DAMIAN EBANKS’ MOST ECLECTIC PROJECT
Ebanks guided Northern California band Karlee Shannon and The Orbits on “Deep Water”, their debut song, which was released in early May by his Typhoon Music Group.
It is a pop song with a distinctive reggae lilt. Ebanks describes the cosmopolitan six-piece band’s sound as “world music” which is not limited to the United States market.
“Mi always look to Europe ’cause people there connect with music on a different level,” he said.
Ebanks, who has lived in Southern California for almost 30 years, was raised in Fletcher’s Land, the West Kingston community that produced Prince Buster and General Echo.
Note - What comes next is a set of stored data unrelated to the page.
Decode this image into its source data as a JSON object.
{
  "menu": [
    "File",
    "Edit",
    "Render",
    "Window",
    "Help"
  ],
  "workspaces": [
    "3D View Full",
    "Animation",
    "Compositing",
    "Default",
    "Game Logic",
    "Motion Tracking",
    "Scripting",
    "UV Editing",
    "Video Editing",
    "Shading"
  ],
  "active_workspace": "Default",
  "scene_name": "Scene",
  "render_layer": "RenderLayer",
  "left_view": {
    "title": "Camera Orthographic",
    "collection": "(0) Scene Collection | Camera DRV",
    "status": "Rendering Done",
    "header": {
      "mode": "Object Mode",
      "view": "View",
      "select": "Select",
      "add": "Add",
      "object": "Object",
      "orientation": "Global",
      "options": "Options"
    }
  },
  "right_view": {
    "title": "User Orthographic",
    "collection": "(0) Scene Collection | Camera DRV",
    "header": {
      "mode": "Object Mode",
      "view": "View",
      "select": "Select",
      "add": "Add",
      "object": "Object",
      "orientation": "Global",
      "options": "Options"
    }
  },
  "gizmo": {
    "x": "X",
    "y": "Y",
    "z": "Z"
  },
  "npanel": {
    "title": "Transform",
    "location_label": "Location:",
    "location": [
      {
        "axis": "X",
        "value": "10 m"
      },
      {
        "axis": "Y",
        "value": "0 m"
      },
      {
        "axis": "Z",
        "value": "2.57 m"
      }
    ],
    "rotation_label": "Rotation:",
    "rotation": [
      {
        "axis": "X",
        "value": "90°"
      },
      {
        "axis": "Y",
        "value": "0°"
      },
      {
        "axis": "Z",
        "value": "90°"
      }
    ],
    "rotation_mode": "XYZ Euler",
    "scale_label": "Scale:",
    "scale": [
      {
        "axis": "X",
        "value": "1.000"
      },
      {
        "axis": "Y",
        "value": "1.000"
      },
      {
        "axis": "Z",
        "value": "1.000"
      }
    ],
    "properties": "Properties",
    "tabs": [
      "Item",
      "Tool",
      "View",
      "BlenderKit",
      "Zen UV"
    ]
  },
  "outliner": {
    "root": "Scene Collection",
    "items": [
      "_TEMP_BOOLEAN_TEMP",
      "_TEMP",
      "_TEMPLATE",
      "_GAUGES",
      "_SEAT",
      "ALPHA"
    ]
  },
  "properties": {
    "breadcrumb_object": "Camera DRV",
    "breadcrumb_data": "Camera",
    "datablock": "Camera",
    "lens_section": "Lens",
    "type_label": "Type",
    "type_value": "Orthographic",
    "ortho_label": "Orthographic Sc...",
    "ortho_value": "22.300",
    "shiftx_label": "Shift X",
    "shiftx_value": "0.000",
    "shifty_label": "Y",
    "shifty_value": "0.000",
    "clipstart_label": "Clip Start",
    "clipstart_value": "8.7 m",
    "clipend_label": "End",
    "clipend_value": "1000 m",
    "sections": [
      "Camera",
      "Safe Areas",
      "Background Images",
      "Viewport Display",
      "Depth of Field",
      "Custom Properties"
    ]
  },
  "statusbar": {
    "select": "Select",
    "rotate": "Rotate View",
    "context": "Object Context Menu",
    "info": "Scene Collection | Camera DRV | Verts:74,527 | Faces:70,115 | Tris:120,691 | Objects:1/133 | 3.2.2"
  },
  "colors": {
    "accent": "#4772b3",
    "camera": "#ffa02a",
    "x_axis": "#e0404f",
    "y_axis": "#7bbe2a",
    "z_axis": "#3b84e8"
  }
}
He also spent time in Spanish Town, another reggae hotspot.
Though he has produced successful dancehall beats such as “Sunset Boulevard” and the “World Peace”, working with Shannon and her multi-ethnic band presented a fresh challenge.
“I was listening to di song an’ di drummer came up with a reggae vibe an’ mi decide sey mi a guh work with it,” said Ebanks of the initial sessions with Karlee Shannon and The Orbits.
Shannon is from Truckee, a lush nature region in Northern California which has traditionally been receptive to reggae. Though her influences range from classic rockers The Beatles and Pink Floyd to jazz legend Ella Fitzgerald, she developed an appreciation for Jamaican acts like Bob Marley by attending live events in her hometown such as Dirtyheads For Reggae and the High And Mighty Festival.
The Orbits members are from the United States, Sweden, Brazil and Indonesia.
Damian Ebanks credits his diverse tastes to years hanging with the Grammy-winning Marley, who has successfully worked with hip hop and neo-soul acts including Busta Rhymes, Erykah Badu and Lauryn Hill.
“I learned so much from him in terms of either playing an instrument and creativity. Whatever I do musically I owe a lot to Steve,” he said.